Temperature gradient — composition gradient
Figure 1 shows the measured temperatures in an atmospheric crude column after start-up. The revamp replaced standard trays with structured packing to increase capacity and improve distillate yields. During the design phase, two thermowells and TIs were installed 180 degrees apart above and below each packed bed to help monitor liquid or vapour distribution quality. When the revamp did not meet its design distillate yields, radial temperature measurements were essential to identify the root cause. In this case, vapour and liquid distribution quality were very good, yet the apparent fractionation and product yields did not meet the design basis expectations.

Feed zones must adequately mix all external and internal streams. Otherwise, composition gradients are generated. In this case, two feeds, cold flash drum and hot heater outlet streams enter the flash zone through two nozzles. Flashed crude overhead stream was 163°C, heater outlet stream was 374°C, and stripped hydrocarbon vapour was 357°C. The vapour temperature leaving the flash zone directly above the flash drum stream inlet nozzle was 28°C colder than the opposite side of the column. Furthermore, the same temperature pattern remained throughout the three packed beds. Neither the collector trays nor the structured packing corrected the temperature or composition gradient initiated in the flash zone. Although the cold flash drum overhead vapour’s influence on distillate yield was anticipated, the designers assumed flash drum vapour would mix with the heater outlet stream inside the vapour horn. 

During the design phase, the quenching effect of the cold flash drum stream on flash zone vapour rate was anticipated, although the magnitude was not. Flash drum vapour was routed to the flash zone because it occasionally was black prior to the revamp. Since the revamp increased the feed rate, the flash drum overhead vapour contained a significant amount of liquid carry-over due to foaming in the flash drum.
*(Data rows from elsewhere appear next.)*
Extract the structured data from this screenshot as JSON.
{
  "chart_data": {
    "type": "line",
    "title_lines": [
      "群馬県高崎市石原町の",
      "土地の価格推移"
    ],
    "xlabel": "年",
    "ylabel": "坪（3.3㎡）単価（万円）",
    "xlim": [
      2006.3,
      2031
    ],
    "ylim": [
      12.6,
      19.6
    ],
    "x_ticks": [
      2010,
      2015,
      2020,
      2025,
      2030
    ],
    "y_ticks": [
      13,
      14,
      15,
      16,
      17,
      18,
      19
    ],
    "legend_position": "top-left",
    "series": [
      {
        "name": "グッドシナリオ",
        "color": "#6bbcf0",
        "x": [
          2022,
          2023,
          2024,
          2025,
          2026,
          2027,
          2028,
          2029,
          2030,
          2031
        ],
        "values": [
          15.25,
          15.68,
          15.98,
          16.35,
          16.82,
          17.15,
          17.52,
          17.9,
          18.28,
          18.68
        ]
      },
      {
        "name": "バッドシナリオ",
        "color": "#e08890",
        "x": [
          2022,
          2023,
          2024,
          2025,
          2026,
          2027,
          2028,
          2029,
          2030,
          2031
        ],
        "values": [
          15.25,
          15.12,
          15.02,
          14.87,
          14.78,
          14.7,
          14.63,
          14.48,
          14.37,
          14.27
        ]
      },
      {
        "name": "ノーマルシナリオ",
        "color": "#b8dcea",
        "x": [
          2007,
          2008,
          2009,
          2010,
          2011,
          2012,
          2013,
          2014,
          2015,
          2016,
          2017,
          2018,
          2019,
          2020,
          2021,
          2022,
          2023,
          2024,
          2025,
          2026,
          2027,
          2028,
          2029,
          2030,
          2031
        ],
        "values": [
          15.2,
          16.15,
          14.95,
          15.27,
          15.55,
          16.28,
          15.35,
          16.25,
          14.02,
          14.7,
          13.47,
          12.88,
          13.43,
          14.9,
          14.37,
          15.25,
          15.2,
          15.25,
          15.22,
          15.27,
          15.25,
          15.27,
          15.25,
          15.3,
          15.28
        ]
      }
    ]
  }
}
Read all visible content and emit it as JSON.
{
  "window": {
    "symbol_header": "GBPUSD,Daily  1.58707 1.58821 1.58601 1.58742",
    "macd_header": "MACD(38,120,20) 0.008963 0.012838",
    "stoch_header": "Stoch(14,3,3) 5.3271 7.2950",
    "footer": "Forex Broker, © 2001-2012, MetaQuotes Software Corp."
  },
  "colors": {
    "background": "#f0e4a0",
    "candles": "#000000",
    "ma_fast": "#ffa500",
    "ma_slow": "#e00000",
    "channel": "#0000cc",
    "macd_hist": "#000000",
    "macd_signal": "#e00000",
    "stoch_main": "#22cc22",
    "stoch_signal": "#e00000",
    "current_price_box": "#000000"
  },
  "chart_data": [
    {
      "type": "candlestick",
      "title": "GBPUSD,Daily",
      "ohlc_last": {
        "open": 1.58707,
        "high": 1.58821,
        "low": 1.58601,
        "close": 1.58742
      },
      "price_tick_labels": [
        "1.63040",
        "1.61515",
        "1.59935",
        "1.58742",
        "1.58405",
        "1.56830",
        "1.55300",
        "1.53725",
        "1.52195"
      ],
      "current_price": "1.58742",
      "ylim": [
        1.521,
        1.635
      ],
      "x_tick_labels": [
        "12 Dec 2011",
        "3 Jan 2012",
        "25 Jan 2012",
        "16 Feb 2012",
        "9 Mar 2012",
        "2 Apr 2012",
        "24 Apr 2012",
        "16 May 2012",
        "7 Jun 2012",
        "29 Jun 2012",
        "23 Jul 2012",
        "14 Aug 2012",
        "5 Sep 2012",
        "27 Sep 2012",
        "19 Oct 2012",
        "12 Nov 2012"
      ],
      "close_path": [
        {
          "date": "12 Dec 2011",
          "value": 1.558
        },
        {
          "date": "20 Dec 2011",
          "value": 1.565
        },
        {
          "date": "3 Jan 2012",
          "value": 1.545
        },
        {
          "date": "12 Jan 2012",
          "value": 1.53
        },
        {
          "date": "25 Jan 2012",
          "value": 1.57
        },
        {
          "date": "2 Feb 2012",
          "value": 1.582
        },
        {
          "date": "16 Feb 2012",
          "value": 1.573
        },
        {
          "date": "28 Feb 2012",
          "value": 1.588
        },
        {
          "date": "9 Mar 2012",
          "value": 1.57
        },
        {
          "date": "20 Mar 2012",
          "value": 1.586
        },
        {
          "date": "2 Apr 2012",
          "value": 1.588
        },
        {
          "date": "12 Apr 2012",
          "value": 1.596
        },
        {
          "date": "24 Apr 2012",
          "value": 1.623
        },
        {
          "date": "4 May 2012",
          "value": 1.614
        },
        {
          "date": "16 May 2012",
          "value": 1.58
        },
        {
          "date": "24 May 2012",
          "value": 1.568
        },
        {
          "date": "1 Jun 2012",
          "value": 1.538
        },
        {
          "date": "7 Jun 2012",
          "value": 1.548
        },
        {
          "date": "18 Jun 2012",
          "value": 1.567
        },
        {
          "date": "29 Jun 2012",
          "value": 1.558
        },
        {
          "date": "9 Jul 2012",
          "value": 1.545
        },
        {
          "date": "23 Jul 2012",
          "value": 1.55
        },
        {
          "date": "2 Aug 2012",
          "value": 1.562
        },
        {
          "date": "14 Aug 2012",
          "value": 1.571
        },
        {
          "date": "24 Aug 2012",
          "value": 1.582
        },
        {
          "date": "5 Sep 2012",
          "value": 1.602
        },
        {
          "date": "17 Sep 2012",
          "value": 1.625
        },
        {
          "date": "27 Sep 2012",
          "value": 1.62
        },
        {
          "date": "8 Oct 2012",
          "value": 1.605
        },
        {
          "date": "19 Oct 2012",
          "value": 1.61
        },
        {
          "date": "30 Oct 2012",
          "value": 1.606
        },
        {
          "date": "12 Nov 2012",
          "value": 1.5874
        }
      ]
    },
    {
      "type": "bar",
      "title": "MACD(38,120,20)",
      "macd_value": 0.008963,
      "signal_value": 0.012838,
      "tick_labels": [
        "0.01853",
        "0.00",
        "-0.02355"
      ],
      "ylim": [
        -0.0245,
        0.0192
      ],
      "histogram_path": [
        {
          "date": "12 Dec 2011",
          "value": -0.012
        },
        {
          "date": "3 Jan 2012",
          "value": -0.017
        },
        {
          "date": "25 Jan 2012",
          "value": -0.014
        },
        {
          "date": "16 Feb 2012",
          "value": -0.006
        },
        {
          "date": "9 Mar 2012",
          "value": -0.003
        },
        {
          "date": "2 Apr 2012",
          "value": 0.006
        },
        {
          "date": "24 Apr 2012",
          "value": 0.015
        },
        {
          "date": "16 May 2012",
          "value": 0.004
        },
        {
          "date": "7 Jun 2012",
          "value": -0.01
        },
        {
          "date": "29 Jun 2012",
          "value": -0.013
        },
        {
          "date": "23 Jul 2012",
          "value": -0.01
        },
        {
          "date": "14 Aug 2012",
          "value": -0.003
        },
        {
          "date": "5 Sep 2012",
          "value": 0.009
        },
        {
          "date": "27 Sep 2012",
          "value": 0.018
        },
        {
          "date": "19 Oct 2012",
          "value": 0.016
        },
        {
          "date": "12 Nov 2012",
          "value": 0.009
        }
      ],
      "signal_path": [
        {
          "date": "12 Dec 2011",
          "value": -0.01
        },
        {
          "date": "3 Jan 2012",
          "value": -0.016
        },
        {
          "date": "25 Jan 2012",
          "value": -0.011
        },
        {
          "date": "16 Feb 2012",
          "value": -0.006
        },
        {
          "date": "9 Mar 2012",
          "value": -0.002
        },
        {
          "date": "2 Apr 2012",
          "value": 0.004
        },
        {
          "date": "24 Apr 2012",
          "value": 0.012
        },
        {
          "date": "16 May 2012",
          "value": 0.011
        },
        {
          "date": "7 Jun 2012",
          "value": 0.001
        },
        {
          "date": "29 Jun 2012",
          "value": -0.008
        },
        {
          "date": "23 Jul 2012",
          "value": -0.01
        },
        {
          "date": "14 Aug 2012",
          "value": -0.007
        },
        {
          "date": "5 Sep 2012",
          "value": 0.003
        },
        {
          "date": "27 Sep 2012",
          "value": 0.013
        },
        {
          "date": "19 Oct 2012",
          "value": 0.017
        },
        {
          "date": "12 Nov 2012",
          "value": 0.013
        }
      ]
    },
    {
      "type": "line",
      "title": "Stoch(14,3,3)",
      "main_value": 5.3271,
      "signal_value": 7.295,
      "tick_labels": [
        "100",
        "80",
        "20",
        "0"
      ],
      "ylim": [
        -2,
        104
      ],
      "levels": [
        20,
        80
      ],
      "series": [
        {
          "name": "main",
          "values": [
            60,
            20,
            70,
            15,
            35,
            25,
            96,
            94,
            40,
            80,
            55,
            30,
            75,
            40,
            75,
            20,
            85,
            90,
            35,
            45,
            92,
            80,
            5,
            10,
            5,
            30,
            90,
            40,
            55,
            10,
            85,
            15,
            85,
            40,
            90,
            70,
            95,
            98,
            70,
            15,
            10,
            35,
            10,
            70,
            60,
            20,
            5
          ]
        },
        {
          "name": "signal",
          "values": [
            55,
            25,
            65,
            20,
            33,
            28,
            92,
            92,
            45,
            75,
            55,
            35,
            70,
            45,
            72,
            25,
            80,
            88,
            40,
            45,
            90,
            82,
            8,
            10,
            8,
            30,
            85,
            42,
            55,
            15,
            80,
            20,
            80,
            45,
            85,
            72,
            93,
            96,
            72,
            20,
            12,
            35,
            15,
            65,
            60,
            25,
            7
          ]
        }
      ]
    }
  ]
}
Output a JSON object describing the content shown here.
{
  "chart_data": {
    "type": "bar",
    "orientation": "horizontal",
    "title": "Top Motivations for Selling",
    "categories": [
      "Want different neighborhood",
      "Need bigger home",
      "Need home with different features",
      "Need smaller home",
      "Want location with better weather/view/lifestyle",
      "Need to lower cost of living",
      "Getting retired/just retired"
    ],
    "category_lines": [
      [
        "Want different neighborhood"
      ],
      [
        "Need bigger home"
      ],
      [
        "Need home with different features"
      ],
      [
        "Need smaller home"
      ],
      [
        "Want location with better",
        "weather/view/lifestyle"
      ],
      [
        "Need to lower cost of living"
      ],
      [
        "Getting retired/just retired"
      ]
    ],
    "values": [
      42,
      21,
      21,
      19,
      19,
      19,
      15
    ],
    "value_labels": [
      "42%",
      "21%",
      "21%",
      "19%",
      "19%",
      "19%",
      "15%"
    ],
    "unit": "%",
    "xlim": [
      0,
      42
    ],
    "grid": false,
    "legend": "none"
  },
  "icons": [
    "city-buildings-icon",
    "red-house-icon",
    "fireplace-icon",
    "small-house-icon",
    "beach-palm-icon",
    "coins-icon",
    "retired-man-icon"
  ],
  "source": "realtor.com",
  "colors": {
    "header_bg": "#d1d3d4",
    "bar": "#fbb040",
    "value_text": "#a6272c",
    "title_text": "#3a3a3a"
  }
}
Entrained liquid from the flash drum reduced AGO product yield by 2% on whole crude.  When the cold flash drum overhead liquid and vapour entered the flash zone, a significant portion of the vapour from the heater was condensed to provide the heat needed to raise the flash drum vapour and liquid temperature. 

Distillate product yield was low, because the flash drum foam layer was not contained inside the drum. Liquid and vapour from the flash drum and the charge heater outlet streams were not well mixed in the flash zone, therefore temperature and composition gradients were created across the cross-sectional area of the flash zone. These gradients were propagated through three packed beds. At each elevation, temperature indicators 180 degrees apart varied by approximately 28°C. Thus, the liquid and vapour compositions were not uniform. This example shows that packing and well-designed collector trays do not correct feed zone mixing problems. The designer needs to ensure that composition and temperature gradients are not created, because they are not easily corrected by packed column internals.